Cluster 1 – This cluster represents the customer_data having a high annual income as well as a high annual spend.
Cluster 3 – This cluster denotes the customer_data with low annual income as well as low yearly spend of income.
Cluster 2 – This cluster denotes a high annual income and low yearly spend.
Cluster 5 – This cluster represents a low annual income but its high yearly expenditure.
pcclust=prcomp(df_customerData[,3:5],scale=FALSE) #principal component analysis
summary(pcclust)
## Importance of components:
## PC1 PC2 PC3
## Standard deviation 26.4625 26.1597 12.9317
## Proportion of Variance 0.4512 0.4410 0.1078
## Cumulative Proportion 0.4512 0.8922 1.0000
pcclust$rotation[,1:2]
## PC1 PC2
## age 0.1889742 -0.1309652
## annual_income_k -0.5886410 -0.8083757
## spending_score_1_100 -0.7859965 0.5739136
kCols = function(vec){cols=rainbow (length (unique (vec)))

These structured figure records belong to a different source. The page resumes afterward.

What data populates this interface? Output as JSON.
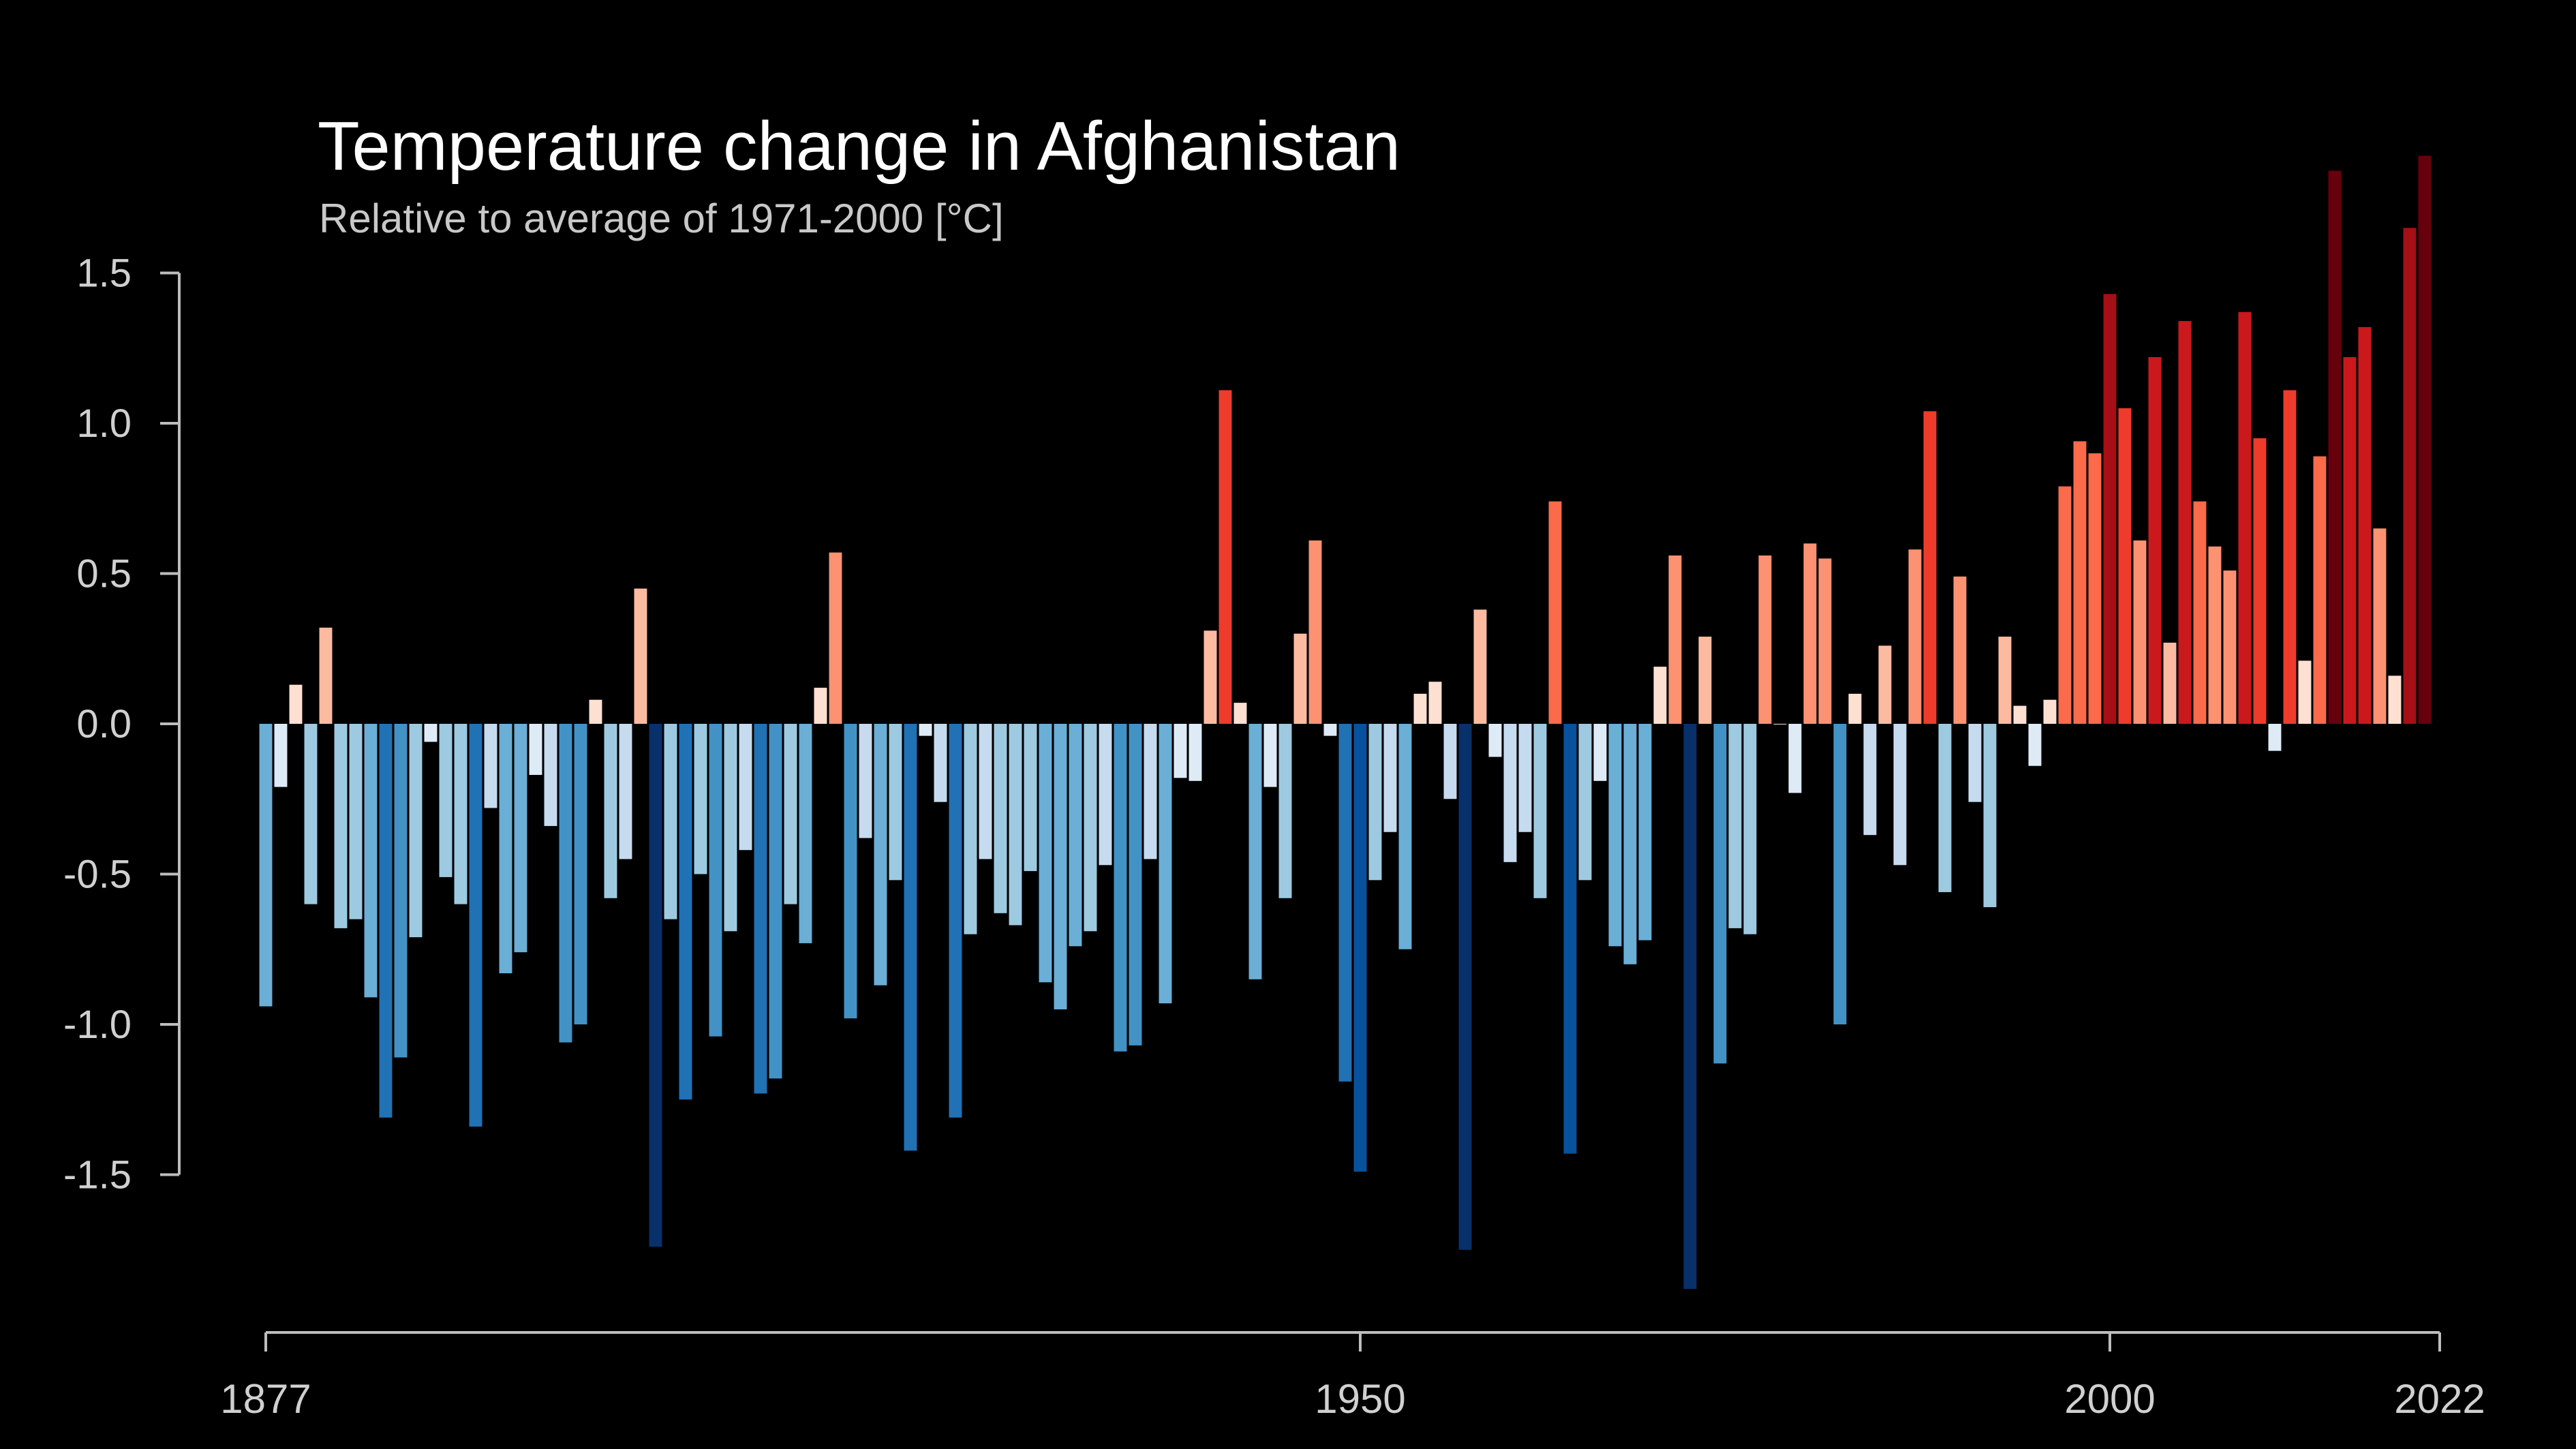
{
  "chart_data": {
    "type": "bar",
    "title": "Temperature change in Afghanistan",
    "subtitle": "Relative to average of 1971-2000  [°C]",
    "xlabel": "",
    "ylabel": "",
    "x_start": 1877,
    "x_end": 2022,
    "x_ticks": [
      "1877",
      "1950",
      "2000",
      "2022"
    ],
    "x_tick_values": [
      1877,
      1950,
      2000,
      2022
    ],
    "y_ticks": [
      "1.5",
      "1.0",
      "0.5",
      "0.0",
      "-0.5",
      "-1.0",
      "-1.5"
    ],
    "y_tick_values": [
      1.5,
      1.0,
      0.5,
      0.0,
      -0.5,
      -1.0,
      -1.5
    ],
    "ylim": [
      -1.9,
      1.9
    ],
    "grid": false,
    "legend": "none",
    "values": [
      -0.94,
      -0.21,
      0.13,
      -0.6,
      0.32,
      -0.68,
      -0.65,
      -0.91,
      -1.31,
      -1.11,
      -0.71,
      -0.06,
      -0.51,
      -0.6,
      -1.34,
      -0.28,
      -0.83,
      -0.76,
      -0.17,
      -0.34,
      -1.06,
      -1.0,
      0.08,
      -0.58,
      -0.45,
      0.45,
      -1.74,
      -0.65,
      -1.25,
      -0.5,
      -1.04,
      -0.69,
      -0.42,
      -1.23,
      -1.18,
      -0.6,
      -0.73,
      0.12,
      0.57,
      -0.98,
      -0.38,
      -0.87,
      -0.52,
      -1.42,
      -0.04,
      -0.26,
      -1.31,
      -0.7,
      -0.45,
      -0.63,
      -0.67,
      -0.49,
      -0.86,
      -0.95,
      -0.74,
      -0.69,
      -0.47,
      -1.09,
      -1.07,
      -0.45,
      -0.93,
      -0.18,
      -0.19,
      0.31,
      1.11,
      0.07,
      -0.85,
      -0.21,
      -0.58,
      0.3,
      0.61,
      -0.04,
      -1.19,
      -1.49,
      -0.52,
      -0.36,
      -0.75,
      0.1,
      0.14,
      -0.25,
      -1.75,
      0.38,
      -0.11,
      -0.46,
      -0.36,
      -0.58,
      0.74,
      -1.43,
      -0.52,
      -0.19,
      -0.74,
      -0.8,
      -0.72,
      0.19,
      0.56,
      -1.88,
      0.29,
      -1.13,
      -0.68,
      -0.7,
      0.56,
      0.0,
      -0.23,
      0.6,
      0.55,
      -1.0,
      0.1,
      -0.37,
      0.26,
      -0.47,
      0.58,
      1.04,
      -0.56,
      0.49,
      -0.26,
      -0.61,
      0.29,
      0.06,
      -0.14,
      0.08,
      0.79,
      0.94,
      0.9,
      1.43,
      1.05,
      0.61,
      1.22,
      0.27,
      1.34,
      0.74,
      0.59,
      0.51,
      1.37,
      0.95,
      -0.09,
      1.11,
      0.21,
      0.89,
      1.84,
      1.22,
      1.32,
      0.65,
      0.16,
      1.65,
      1.89
    ],
    "colors": {
      "background": "#000000",
      "axis": "#bdbdbd",
      "title": "#ffffff",
      "subtitle": "#c8c8c8",
      "tick_label": "#d0d0d0",
      "bar_scale_cold": [
        "#08306b",
        "#08519c",
        "#2171b5",
        "#4292c6",
        "#6baed6",
        "#9ecae1",
        "#c6dbef",
        "#deebf7"
      ],
      "bar_scale_warm": [
        "#fee0d2",
        "#fcbba1",
        "#fc9272",
        "#fb6a4a",
        "#ef3b2c",
        "#cb181d",
        "#a50f15",
        "#67000d"
      ]
    }
  }
}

return (cols[as.numeric(as.factor(vec))])}
digCluster<-k4$cluster; dignm<-as.character(digCluster); # K-means clusters
plot(pcclust$x[,1:2], col =kCols(digCluster),pch =19,xlab ="K-means",ylab="classes")
legend("bottomleft",unique(dignm),fill=unique(kCols(digCluster)))

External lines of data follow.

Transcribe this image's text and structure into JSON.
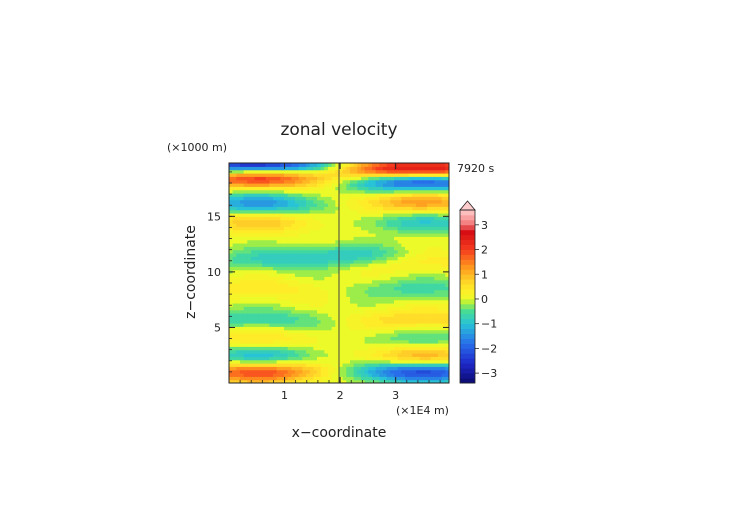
{
  "chart_data": {
    "type": "heatmap",
    "title": "zonal velocity",
    "xlabel": "x−coordinate",
    "ylabel": "z−coordinate",
    "x_unit": "(×1E4 m)",
    "y_unit": "(×1000 m)",
    "time_label": "7920 s",
    "xlim": [
      0,
      3.96
    ],
    "ylim": [
      0,
      19.8
    ],
    "x_ticks": [
      1,
      2,
      3
    ],
    "y_ticks": [
      5,
      10,
      15
    ],
    "colorbar": {
      "range": [
        -3.4,
        3.6
      ],
      "step": 0.2,
      "ticks": [
        -3,
        -2,
        -1,
        0,
        1,
        2,
        3
      ]
    },
    "colors": {
      "background": "#ffffff",
      "frame": "#222222",
      "text": "#222222"
    },
    "features": [
      {
        "sign": "pos",
        "xc": 0.55,
        "z": 18.6,
        "amp": 2.6
      },
      {
        "sign": "neg",
        "xc": 0.55,
        "z": 16.2,
        "amp": 1.4
      },
      {
        "sign": "pos",
        "xc": 0.55,
        "z": 14.5,
        "amp": 0.8
      },
      {
        "sign": "neg",
        "xc": 0.55,
        "z": 11.0,
        "amp": 0.5
      },
      {
        "sign": "pos",
        "xc": 0.55,
        "z": 8.5,
        "amp": 0.45
      },
      {
        "sign": "neg",
        "xc": 0.55,
        "z": 5.8,
        "amp": 0.7
      },
      {
        "sign": "pos",
        "xc": 0.55,
        "z": 4.0,
        "amp": 0.5
      },
      {
        "sign": "neg",
        "xc": 0.55,
        "z": 2.5,
        "amp": 1.0
      },
      {
        "sign": "pos",
        "xc": 0.55,
        "z": 1.0,
        "amp": 1.9
      },
      {
        "sign": "pos",
        "xc": 3.45,
        "z": 19.2,
        "amp": 3.5
      },
      {
        "sign": "neg",
        "xc": 3.45,
        "z": 18.3,
        "amp": 2.8
      },
      {
        "sign": "pos",
        "xc": 3.4,
        "z": 16.3,
        "amp": 1.2
      },
      {
        "sign": "neg",
        "xc": 3.45,
        "z": 14.5,
        "amp": 0.8
      },
      {
        "sign": "pos",
        "xc": 3.45,
        "z": 11.0,
        "amp": 0.5
      },
      {
        "sign": "neg",
        "xc": 3.45,
        "z": 8.5,
        "amp": 0.6
      },
      {
        "sign": "pos",
        "xc": 3.45,
        "z": 5.8,
        "amp": 0.7
      },
      {
        "sign": "neg",
        "xc": 3.45,
        "z": 4.0,
        "amp": 0.5
      },
      {
        "sign": "pos",
        "xc": 3.45,
        "z": 2.5,
        "amp": 1.0
      },
      {
        "sign": "neg",
        "xc": 3.45,
        "z": 1.0,
        "amp": 2.2
      },
      {
        "sign": "neg",
        "xc": 0.5,
        "z": 19.6,
        "amp": 3.2
      },
      {
        "sign": "neg",
        "xc": 2.05,
        "z": 11.5,
        "amp": 0.9
      }
    ]
  }
}
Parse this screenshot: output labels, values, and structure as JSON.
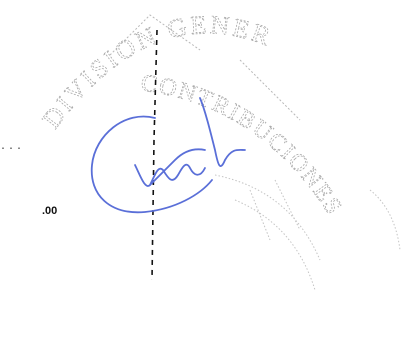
{
  "document": {
    "leader_text": "...",
    "amount_text": ".00"
  },
  "stamp": {
    "upper_text": "DIVISION GENERAL",
    "lower_text": "CONTRIBUCIONES",
    "ink_color": "#9a9a9a"
  },
  "signature": {
    "ink_color": "#5a6fd8"
  }
}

Cluster 4 and 1 – These two clusters consist of customers with medium PCA1 and medium PCA2 score.
Cluster 6 – This cluster represents customers having a high PCA2 and a low PCA1.

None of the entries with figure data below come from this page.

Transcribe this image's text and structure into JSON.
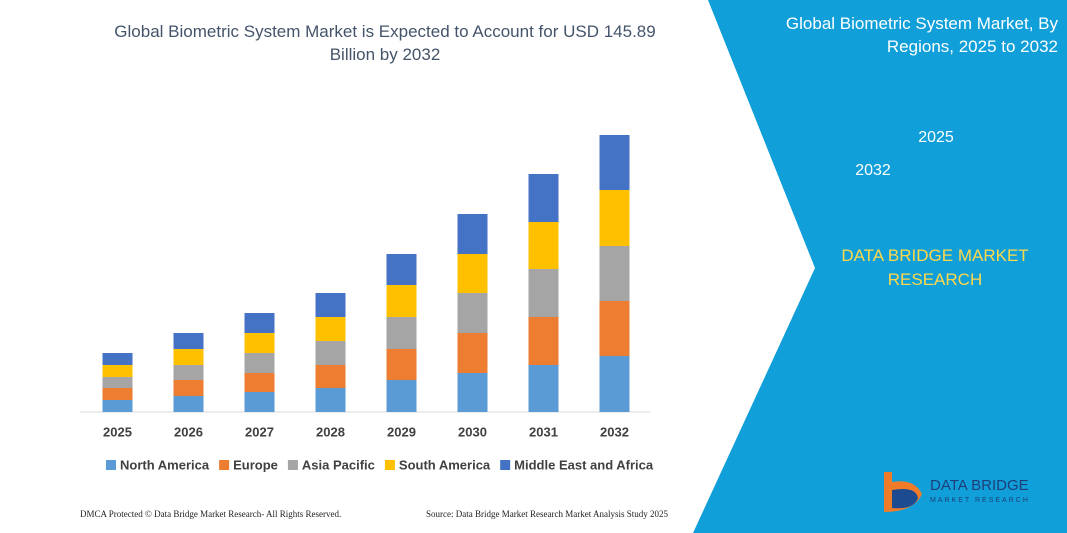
{
  "chart_data": {
    "type": "stacked-bar",
    "title": "Global Biometric System Market is Expected to Account for USD 145.89 Billion by 2032",
    "categories": [
      "2025",
      "2026",
      "2027",
      "2028",
      "2029",
      "2030",
      "2031",
      "2032"
    ],
    "series": [
      {
        "name": "North America",
        "color": "#5b9bd5",
        "values": [
          12,
          16,
          20,
          24,
          32,
          39,
          47,
          56
        ]
      },
      {
        "name": "Europe",
        "color": "#ed7d31",
        "values": [
          12,
          16,
          19,
          23,
          31,
          40,
          48,
          55
        ]
      },
      {
        "name": "Asia Pacific",
        "color": "#a5a5a5",
        "values": [
          11,
          15,
          20,
          24,
          32,
          40,
          48,
          55
        ]
      },
      {
        "name": "South America",
        "color": "#ffc000",
        "values": [
          12,
          16,
          20,
          24,
          32,
          39,
          47,
          56
        ]
      },
      {
        "name": "Middle East and Africa",
        "color": "#4472c4",
        "values": [
          12,
          16,
          20,
          24,
          31,
          40,
          48,
          55
        ]
      }
    ],
    "ylim": [
      0,
      300
    ]
  },
  "panel": {
    "title": "Global Biometric System Market, By Regions, 2025 to 2032",
    "hexagons": [
      "2025",
      "2032"
    ],
    "brand": "DATA BRIDGE MARKET RESEARCH"
  },
  "logo": {
    "name": "DATA BRIDGE",
    "tagline": "MARKET RESEARCH"
  },
  "footer": {
    "left": "DMCA Protected © Data Bridge Market Research-  All Rights Reserved.",
    "right": "Source: Data Bridge Market Research  Market Analysis Study 2025"
  }
}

Cluster 5 – In this cluster, there are customers with a medium PCA1 and a low PCA2 score.
Cluster 3 – This cluster comprises of customers with a high PCA1 income and a high PCA2.
Cluster 2 – This comprises of customers with a high PCA2 and a medium annual spend of income.
With the help of clustering, we can understand the variables much better, prompting us to take careful decisions. With the identification of customers, companies can release products and services that target customers based on several parameters like income, age, spending patterns, etc. Furthermore, more complex patterns like product reviews are taken into consideration for better segmentation.